Early October, 2014, I pushed aside the assortment of magazines spread on the coffee table in my chiropractor’s waiting room, flipped open the newspaper, and saw my very first byline. I remember the fleeting nervous chills and rush of joy that flooded my spine upon seeing my name in print, even before the doctor got cracking.
Autumn is a season of many transitions and anniversaries. I’m celebrating some and being haunted by others. The milestone I’m most excited about, though, is the completion of my first year as an *actual* writer.
For years, I’ve talked about wanting to *be a writer* with little to no clue of how to actually go about it. Last year, when I reached out to the editor of the local newspaper, I had no idea what to expect.
This past year has been wave after crushing wave of exhilarating learning experiences as I pushed myself far beyond my introverted comfort zone and learned to embrace rejection.
It was a challenge. Only finding part-time freelance work for the first 10 months, I became the classic penniless writer stereotype.
I thought about taking other jobs. I applied. I even had a few phone interviews. But when it came time to make a commitment, my heart just wouldn’t give up on its big fluffy dream of *a writing career*
(The asterisks are little stars that represent my dreams, okay!?)
I’m thrilled to report the newspaper hired me full-time late in the summer, and now I actually have a steady paycheck doing something I truly love.
I’ve learned to detach my ego from my writing and understand that this isn’t about me at all.
I’ve learned to not get too excited when someone praises me for a piece that somehow benefits them, the same way I let it easily roll off my back when they get angry about an article they don’t agree with.
Working for the newspaper has taught me to be objective, specific, and hella accurate.
That first piece was small, hardly significant, and buried deep, DEEEEEEEEP in the center of the newspaper. It also needed a lot of editing. Now, I often see my work on the front page multiple times. I still get a little excited about it.

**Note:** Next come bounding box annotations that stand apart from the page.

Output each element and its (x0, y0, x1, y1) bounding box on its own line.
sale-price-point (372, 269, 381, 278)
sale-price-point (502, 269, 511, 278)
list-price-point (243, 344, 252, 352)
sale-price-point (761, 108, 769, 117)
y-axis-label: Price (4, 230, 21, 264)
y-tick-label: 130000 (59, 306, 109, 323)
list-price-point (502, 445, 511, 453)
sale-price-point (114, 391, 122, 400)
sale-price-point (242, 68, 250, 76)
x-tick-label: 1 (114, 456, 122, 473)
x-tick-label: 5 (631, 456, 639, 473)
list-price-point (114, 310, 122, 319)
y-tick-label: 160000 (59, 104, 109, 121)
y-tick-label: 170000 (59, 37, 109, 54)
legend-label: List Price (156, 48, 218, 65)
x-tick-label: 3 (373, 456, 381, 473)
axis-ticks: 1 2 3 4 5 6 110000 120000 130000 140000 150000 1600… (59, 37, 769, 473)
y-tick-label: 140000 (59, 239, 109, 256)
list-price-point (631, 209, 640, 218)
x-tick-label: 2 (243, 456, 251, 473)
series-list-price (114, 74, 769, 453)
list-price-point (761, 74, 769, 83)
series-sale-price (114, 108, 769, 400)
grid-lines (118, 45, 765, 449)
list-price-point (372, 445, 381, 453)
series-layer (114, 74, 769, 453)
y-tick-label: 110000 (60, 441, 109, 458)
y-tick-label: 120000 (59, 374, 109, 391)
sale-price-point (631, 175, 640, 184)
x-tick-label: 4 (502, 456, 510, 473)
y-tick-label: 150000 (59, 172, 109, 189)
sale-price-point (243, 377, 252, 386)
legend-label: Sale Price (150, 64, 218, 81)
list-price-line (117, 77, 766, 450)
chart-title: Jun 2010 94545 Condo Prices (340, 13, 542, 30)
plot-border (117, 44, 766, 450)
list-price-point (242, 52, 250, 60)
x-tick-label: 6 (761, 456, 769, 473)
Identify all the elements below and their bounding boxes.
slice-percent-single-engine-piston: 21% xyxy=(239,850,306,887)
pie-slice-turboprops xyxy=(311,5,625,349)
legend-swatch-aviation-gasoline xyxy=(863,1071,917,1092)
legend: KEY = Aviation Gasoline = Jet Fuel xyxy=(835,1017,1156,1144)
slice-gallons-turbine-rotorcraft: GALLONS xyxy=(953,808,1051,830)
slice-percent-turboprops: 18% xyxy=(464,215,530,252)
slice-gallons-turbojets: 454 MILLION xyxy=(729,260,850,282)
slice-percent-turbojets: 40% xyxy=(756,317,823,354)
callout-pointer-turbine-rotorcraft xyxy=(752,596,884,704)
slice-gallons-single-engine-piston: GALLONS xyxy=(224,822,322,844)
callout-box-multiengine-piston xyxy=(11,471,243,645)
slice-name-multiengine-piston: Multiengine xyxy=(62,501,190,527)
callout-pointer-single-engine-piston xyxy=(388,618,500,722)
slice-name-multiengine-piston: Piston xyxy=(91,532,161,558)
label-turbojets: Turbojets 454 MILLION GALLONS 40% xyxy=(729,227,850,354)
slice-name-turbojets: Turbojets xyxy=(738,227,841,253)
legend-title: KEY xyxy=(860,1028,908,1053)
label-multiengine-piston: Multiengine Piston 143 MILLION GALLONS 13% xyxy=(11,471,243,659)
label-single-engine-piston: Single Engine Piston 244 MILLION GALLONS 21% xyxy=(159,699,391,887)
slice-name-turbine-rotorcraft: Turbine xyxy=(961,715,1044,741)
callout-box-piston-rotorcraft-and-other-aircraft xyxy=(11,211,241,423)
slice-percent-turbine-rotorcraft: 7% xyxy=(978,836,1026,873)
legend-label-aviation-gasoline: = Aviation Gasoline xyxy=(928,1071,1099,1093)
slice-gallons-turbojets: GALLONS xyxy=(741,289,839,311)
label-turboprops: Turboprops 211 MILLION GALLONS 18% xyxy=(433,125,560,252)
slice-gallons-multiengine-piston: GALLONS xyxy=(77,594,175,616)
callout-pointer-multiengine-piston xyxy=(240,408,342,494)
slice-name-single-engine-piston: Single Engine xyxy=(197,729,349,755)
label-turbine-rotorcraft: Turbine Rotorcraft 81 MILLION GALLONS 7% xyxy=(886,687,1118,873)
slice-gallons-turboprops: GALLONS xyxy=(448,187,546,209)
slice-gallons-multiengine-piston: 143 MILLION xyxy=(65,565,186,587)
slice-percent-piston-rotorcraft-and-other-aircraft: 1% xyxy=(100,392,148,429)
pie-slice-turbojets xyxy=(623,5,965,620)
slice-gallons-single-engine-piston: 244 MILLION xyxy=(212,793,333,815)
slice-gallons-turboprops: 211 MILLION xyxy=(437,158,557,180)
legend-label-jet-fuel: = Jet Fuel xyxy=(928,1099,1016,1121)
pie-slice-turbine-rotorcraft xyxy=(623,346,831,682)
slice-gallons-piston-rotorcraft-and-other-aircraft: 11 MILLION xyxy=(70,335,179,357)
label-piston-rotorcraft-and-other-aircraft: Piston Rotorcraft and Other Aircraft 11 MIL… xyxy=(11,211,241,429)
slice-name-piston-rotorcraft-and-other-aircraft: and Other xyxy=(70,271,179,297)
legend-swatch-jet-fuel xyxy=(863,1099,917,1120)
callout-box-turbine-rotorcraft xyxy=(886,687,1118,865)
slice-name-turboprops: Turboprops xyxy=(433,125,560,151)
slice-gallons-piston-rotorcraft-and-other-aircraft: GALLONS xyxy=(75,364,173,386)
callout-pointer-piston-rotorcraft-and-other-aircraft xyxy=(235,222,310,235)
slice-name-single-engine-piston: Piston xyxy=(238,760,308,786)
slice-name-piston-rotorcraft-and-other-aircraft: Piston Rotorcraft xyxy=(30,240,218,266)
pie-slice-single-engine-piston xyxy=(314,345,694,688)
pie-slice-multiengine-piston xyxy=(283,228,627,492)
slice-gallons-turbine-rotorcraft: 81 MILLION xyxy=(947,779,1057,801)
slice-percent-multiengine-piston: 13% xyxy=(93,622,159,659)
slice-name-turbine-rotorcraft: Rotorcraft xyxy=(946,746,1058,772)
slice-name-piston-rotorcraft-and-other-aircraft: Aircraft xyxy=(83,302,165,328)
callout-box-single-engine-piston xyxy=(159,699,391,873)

Aside from the newspaper, my work was published in one of my favorite magazines, Outside Online. Some of my personal heroes have written for Outside.
A few weeks ago, I squealed with tachycardic delight upon flipping open my copy of Acres USA to see my very first byline in a national print publication! And I have two more coming up in the next month! eeeeeeeeeeee!
Dreams really do come true if you stay focused and committed. There are so many resources out there to help budding writers, but I really think the key is to step beyond your self-doubt and just hit the freaking SEND button. Over.. and over… and over until you catch a gig.
I guess it’s a lot like fishing. It’s going to suck if you can’t simply enjoy the process without any promise of bringing home dinner.
This has been such a trip so far, and I can’t wait to see where it all leads. I want to thank everyone who’s supported or inspired me along the way.